Bernese Pumpkin Pie
I don’t celebrate thanksgiving in November. Like my Canadian brethren, we celebrate the second Monday in October. Although less intense than Yanksgiving, the Canadian counterpart offers many of the same things—turkey, mashed potatoes, Brussels sprouts, and pumpkin pie.
Though there are some holiday things I am happy to leave over the pond—salads that involve marshmallows, Black Friday—pumpkin pie is not one of them. I have joyfully sought out canned pumpkin and plied my Swiss relatives with the smooth, spicy, creamy, buttery, crisp, delicious dessert (it really has everything, doesn’t it?).

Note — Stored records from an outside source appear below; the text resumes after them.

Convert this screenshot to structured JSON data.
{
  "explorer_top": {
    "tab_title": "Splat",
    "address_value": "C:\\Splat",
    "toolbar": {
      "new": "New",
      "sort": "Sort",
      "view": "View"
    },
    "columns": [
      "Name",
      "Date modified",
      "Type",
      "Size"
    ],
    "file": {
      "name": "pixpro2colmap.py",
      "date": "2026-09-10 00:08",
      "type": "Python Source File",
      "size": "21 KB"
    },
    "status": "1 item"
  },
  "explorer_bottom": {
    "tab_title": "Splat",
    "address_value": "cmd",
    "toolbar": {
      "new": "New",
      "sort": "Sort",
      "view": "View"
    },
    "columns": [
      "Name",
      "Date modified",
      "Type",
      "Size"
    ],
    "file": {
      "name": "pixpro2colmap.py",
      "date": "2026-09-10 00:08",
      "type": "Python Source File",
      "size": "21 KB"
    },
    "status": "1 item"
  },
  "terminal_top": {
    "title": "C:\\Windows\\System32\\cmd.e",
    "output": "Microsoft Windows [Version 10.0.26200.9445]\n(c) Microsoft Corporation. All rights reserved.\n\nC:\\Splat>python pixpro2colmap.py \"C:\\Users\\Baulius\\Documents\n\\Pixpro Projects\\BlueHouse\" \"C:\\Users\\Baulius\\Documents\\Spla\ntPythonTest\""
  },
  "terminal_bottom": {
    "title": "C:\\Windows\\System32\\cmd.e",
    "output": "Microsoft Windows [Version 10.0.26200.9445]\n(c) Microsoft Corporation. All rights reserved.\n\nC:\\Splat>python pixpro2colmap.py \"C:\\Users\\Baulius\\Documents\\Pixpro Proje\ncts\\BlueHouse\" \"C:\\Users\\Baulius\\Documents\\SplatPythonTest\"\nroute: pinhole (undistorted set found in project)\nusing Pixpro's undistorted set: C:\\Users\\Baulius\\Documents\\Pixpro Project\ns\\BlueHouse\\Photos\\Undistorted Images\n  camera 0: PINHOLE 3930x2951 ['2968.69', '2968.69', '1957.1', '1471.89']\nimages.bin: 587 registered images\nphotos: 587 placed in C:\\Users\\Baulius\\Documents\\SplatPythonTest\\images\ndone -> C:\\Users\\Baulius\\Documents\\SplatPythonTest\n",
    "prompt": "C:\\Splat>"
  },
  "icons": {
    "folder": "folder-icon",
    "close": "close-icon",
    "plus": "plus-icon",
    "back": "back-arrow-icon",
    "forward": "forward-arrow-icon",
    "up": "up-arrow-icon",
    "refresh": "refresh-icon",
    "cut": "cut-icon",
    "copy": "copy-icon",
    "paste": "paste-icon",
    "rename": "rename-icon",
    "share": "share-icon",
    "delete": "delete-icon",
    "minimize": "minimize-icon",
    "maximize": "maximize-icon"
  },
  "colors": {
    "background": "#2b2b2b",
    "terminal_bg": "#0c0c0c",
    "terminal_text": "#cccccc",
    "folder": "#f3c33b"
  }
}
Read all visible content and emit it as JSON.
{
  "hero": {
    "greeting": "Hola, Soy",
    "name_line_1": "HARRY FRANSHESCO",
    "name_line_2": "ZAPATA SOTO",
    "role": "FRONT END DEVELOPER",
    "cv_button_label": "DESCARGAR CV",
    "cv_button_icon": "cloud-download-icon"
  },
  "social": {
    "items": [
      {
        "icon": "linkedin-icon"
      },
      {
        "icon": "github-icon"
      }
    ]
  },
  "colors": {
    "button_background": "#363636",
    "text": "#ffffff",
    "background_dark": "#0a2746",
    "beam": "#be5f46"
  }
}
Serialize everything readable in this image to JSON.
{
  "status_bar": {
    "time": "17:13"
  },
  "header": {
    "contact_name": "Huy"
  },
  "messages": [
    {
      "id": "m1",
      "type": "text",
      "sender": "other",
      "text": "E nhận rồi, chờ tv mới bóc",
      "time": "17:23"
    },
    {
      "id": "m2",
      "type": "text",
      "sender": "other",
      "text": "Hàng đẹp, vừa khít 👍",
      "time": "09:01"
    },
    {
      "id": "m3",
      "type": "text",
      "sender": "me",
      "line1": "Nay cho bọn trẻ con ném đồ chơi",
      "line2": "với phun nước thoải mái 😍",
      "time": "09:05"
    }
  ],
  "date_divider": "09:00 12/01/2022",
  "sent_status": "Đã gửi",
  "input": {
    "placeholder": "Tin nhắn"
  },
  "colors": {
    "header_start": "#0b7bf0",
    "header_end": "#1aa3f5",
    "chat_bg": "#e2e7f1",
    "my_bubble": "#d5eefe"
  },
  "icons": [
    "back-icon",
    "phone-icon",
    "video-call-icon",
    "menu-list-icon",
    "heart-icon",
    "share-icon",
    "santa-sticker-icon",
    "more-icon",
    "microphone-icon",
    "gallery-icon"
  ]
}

And it turns out that the Bernese were already enjoying it centuries ago. As I was flipping through my excellent cookbook, Kochen wie im alten Bern (loosely translated as Cook Like They Did in Old Bern), I found a recipe for Kürbiskuchen—pumpkin pie.
According to the cookbook, the students in the seminary were often fed a pumpkin mash for lunch. In an effort to use up the leftovers, the mash was mixed with almonds, egg, cream, sugar and spices and added to a buttery crust. The perfect use of leftovers, as the book proclaims.
Although the Bernese version is not as silky smooth as regular pumpkin pie (I like to think of it as a rustic version), the taste is excellent, and it’s a good alternative if you don’t have canned pumpkin.
1 portion wähe dough or enough pie dough to fill a 26cm / 10" pan
a pumpkin or squash, about a kilo / 2 lbs
100 g ground almonds
zest of one lemon
80 g sugar
150 ml cream
1 tbsp cinnamon
pinch of salt
Preheat oven to 180 C / 350 F / gas mark 4.
Roll out your dough and line a 26 cm (10 inch) round springform or pie pan. Poke the bottom of the dough all over with a fork then keep the tart shell cool (preferably in the freezer) until you have the filling ready.
Slice your gourd in half, scoop out the seeds and roast, face down, for 30-40 minutes or until browned and soft.
Scoop out the pumpkin and let cool a little, then use an immersion blender to purée it.
Whisk together the pumpkin, almonds, lemon zest, eggs, sugar, cream, cinnamon, and salt. Pour this into the pastry crust.
Bake for about 50 minutes, or until the filling is set and the crust has browned.
- I used a butternut squash (from my friends at Zur Alten Weinhandlung) but other similar pumpkins and squashes should work. You are looking for one with a smooth texture, good for puréeing, and not so stringy and watery as some can be.
- As I have written about before, in German all gourds are Kürbis, and they don’t make a distinction between pumpkin and squash (and they think we are ridiculous for doing so).
- If you have a little extra cream, brush the edge of the pie crust then sprinkle with some sugar before baking.